On 12 June 2010, a special episode titled, The Ricky Gervais Guide to... The World Cup released to coincide with the 2010 FIFA World Cup.

The Ricky Gervais Guide to... Comic Relief was released as a free podcast on 6 March 2011 in aid of Red Nose Day 2011.

===A Day in the Life of Karl===
A special one-off podcast titled A Day in the Life of Karl was released on 28 October 2010.

===Video podcasts===
On 24 March 2006, an "irregular run of free video podcasts" was launched through the iTunes podcast directory. The video podcasts do not follow the format of the earlier audio shows and the content varies greatly from podcast to podcast. The first video was a conversation between Pilkington and Gervais, with Gervais enthusing about the idea of Pilkington becoming a human crab or having massive reconstructive surgery. The second podcast served as an advertisement for Pilkington and Gervais's new book, The World of Karl Pilkington (a series of excerpts from the previous podcasts and various musings and drawings produced by Karl). The third on the series was an audio clip from a previous edition of Monkey News, synchronised with a flash animation. The fourth video podcast features a controversial audio advertisement for The Prostate Cancer Charity and Gervais talking about his Aerial Award. The fifth is Gervais and Merchant making Pilkington watch Brokeback Mountain. The sixth podcast was another conversation over Pilkington's book The World of Karl Pilkington. The seventh podcast was about a story Pilkington told in series one, episode one, about his bizarre journey in an abandoned asylum and rehabilitation clinic. The eighth video shows Gervais showing the viewer around the various sets during the filming of the second series of Extras, followed by Pilkington giving his opinion on Gervais's latest book, Flanimals of the Deep. The ninth was Pilkington talking about Gervais's cat; Ollie. The tenth was Gervais, Merchant and Pilkington announcing the new series of the show beginning on 22 August.

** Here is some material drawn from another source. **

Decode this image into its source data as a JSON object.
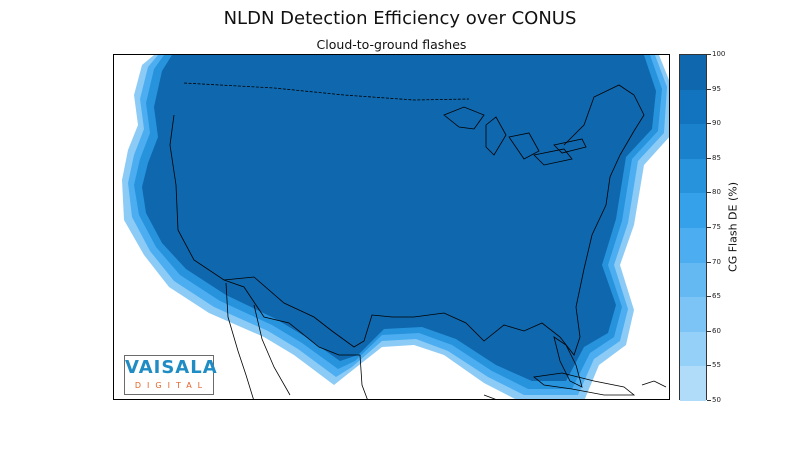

In August 2012, Gervais produced a pilot for a new series of video podcasts, titled Learn English with Ricky Gervais. The show features Gervais and Pilkington engaging in English dialogue, and translated captions have been provided in many languages by their fans.

==TV series==

The Ricky Gervais Show audiobooks were developed into The Ricky Gervais Show, an animated series which premiered on 19 February 2010 on HBO in the United States, and on 23 April 2010 on Channel 4 in the United Kingdom.

The show consists of past audiobooks with animation, drawn in a style similar to classic era Hanna-Barbera cartoons, describing jokes in a literal context. Three series of thirteen episodes each aired between 19 February 2010 and 13 July 2012.